T-Mobile US successfully won over one of the states suing to block its proposed merger with Sprint, inking a deal with Mississippi attorney general Jim Hood to rapidly bring 5G to a majority of the state’s population in return for it withdrawing from the legal action.
In a statement, Hood said the deal would help fill in “internet deserts across the state,” particularly in rural areas which had been left behind in the digital revolution. He claimed only 2 per cent of Mississippi residents would be able to access T-Mobile’s 5G services if the Sprint merger isn’t approved.
Hood was one of 18 attorney generals (from 17 states and the District of Columbia) who backed a lawsuit aiming to block the deal. Pennsylvania was the latest addition to the coalition, signing on in September.
In a tweet, T-Mobile CEO John Legere (pictured) said the operator is “thrilled” by Hood’s decision to withdraw from the lawsuit and looks forward to “addressing real issues like disparities in rural education and competitive pricing for lower income consumers”.
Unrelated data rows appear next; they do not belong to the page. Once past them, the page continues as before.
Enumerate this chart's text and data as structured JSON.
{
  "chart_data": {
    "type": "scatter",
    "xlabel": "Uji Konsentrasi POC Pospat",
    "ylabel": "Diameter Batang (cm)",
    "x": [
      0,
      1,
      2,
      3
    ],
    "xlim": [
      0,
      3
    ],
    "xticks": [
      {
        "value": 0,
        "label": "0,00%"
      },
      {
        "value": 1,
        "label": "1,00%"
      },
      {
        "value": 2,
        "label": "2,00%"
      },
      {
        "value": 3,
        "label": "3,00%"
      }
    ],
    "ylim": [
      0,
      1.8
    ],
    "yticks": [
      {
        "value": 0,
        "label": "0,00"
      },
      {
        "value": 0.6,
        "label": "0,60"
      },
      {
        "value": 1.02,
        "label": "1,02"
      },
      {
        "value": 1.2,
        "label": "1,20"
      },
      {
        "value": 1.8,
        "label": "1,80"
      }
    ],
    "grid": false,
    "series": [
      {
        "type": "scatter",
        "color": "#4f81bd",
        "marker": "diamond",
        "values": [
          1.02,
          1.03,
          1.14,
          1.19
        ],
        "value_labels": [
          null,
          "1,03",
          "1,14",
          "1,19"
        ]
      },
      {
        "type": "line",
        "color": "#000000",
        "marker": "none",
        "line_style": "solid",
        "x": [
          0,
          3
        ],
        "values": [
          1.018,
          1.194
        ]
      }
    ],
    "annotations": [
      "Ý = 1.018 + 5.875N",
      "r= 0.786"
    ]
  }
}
Mississippi is now one of eight states supporting the deal, with seven others endorsing merger conditions imposed by the US Department of Justice.
T-Mobile committed to deploy a 5G network offering at least 67 per cent of the state’s general population and 62 per cent of its rural users access to download speeds of 100Mb/s or higher within three years of closing the merger. It also committed to deliver minimum rates of 50Mb/s to 72 per cent of the general and 64 per cent of the rural population by the same point.
Within six years from closing, the operator pledged to offer 100Mb/s rates to 92 per cent of the general, and 88 per cent of the rural population.
The operator also committed to offer unlimited talk and text tariffs, priced at $15 per month with a 2GB data allowance, or $25 for 5GB.
It agreed to deploy its home broadband service to thousands of urban and rural properties, and offer access to a national education initiative offering free connectivity and equipment to households with school-age children.